Renata tersenyum. Kadang-kadang, perhatian berlebihan Lucas terhadapnya membuat dia seolah-olah menjadi anak kecil lagi. Yang perlu dijaga dan diawasi dengan ketat. Tapi ia paham dengan kekhawatiran Lucas terhadapnya.

Jadi meskipun ia merasa terbebani, ia tidak bisa menolak sama sekali dengan sikap overprotective sang anak kepadanya.

"Tidak apa-apa Lucas. Mama akan tinggal bersama Daniel selama kamu pergi."

"Itu bagus," Lucas menjawab dengan senang. Remaja itu kemudian berlutut di depan ibunya, dengan penuh perhatian dia memijat kaki sang ibu yang lumpuh.

"Bagaimana dengan sekolahmu hari ini? Apakah semuanya lancar?" Renata menyandarkan tubuhnya saat dia merasa nyaman dengan pijatan Lucas di kakinya. Padahal, sudah jelas kedua kakinya yang lumpuh tidak dapat merasakan apapun lagi, namun wanita cantik itu bersikap seolah-olah kakinya tampak normal.

Menanggapi pertanyaan dari ibunya, Lucas menaikkan alisnya. Dia kemudian teringat dengan kejadian tadi pagi. Gadis itu benar-benar berani menendang kakinya.

"Semuanya baik-baik saja di sekolah." Jawab Lucas berbohong. Dia tidak menceritakan tentang kejadian memalukan itu kepada sang ibu. Karena baginya, kejadian itu sangat memalukan.

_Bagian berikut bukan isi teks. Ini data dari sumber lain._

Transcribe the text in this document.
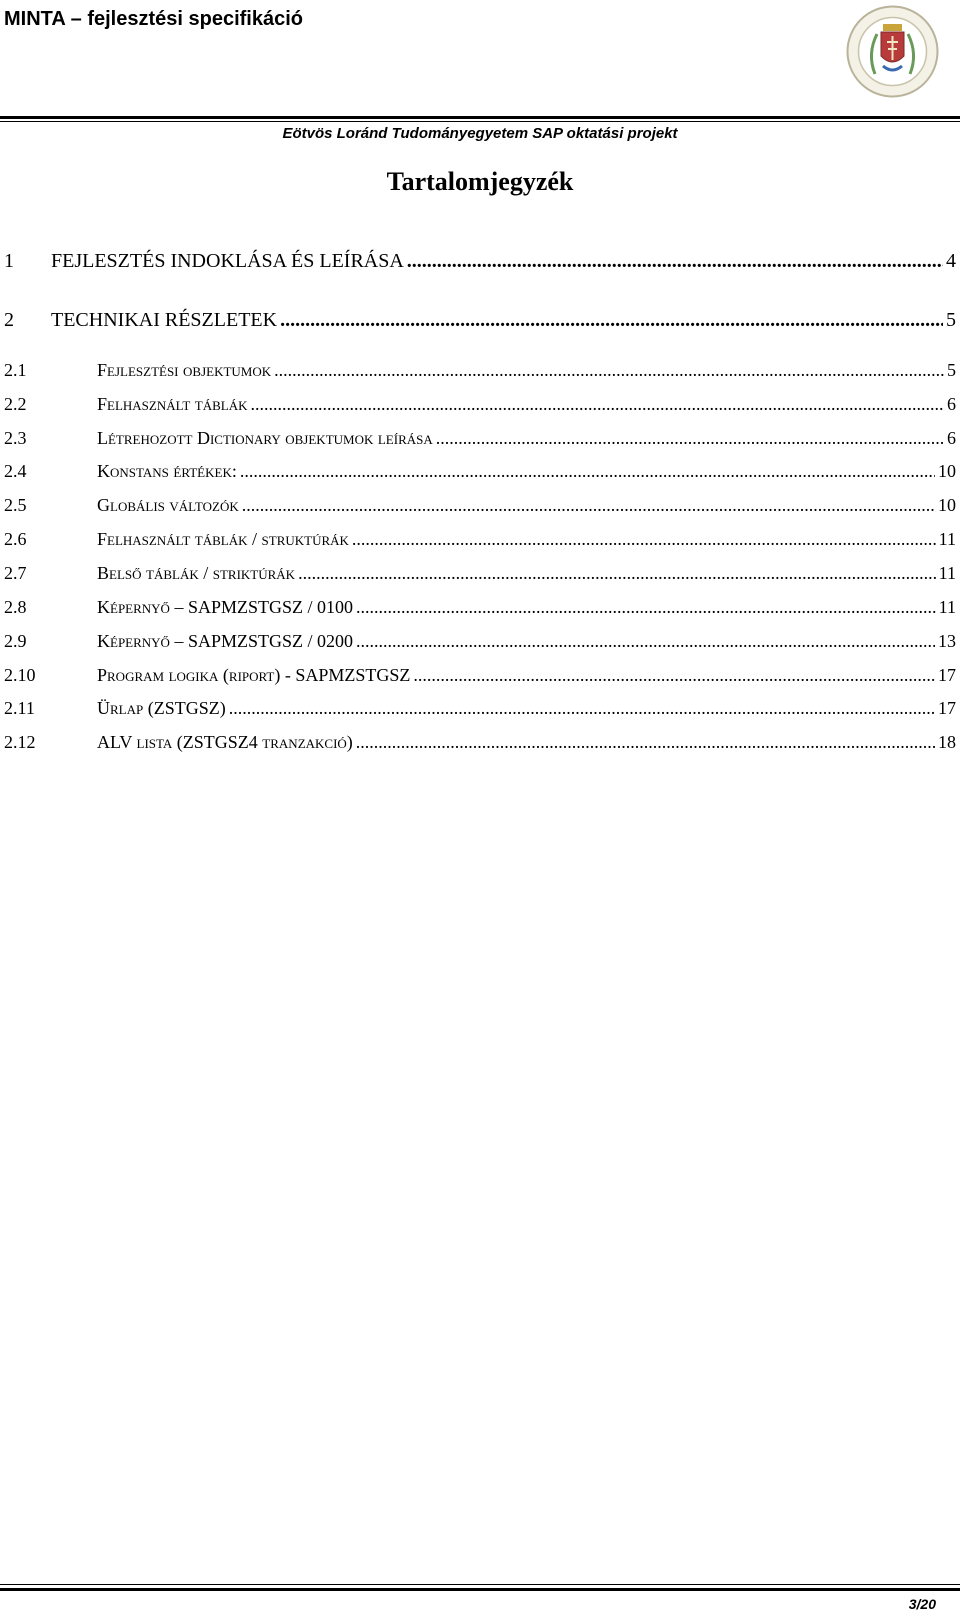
MINTA – fejlesztési specifikáció
Eötvös Loránd Tudományegyetem SAP oktatási projekt
Tartalomjegyzék
1	FEJLESZTÉS INDOKLÁSA ÉS LEÍRÁSA .....	4
2	TECHNIKAI RÉSZLETEK .....	5
2.1	Fejlesztési objektumok .....	5
2.2	Felhasznált táblák .....	6
2.3	Létrehozott Dictionary objektumok leírása .....	6
2.4	Konstans értékek: .....	10
2.5	Globális változók .....	10
2.6	Felhasznált táblák / struktúrák .....	11
2.7	Belső táblák / striktúrák .....	11
2.8	Képernyő – SAPMZSTGSZ / 0100 .....	11
2.9	Képernyő – SAPMZSTGSZ / 0200 .....	13
2.10	Program logika (riport) - SAPMZSTGSZ .....	17
2.11	Ürlap (ZSTGSZ) .....	17
2.12	ALV lista (ZSTGSZ4 tranzakció) .....	18
3/20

"Belajarlah dengan rajin selama di sekolah. Jangan tawuran lagi seperti dulu." Kata Renata menasehati anaknya.

"Itu kan di masa lalu, Bu. Sekarang aku tidak berani membuat masalah. Paman akan menendangku dari sekolah jika aku membuatnya sakit kepala." Ujar Lucas dengan wajah cemberut. Dia teringat dengan pesan pamannya yang melarang dia menimbulkan masalah.

Kalau bukan dikarenakan posisinya yang menjadi ketua OSIS, dia mungkin akan kembali menjadi murid berandalan bersama dengan teman-teman lamanya.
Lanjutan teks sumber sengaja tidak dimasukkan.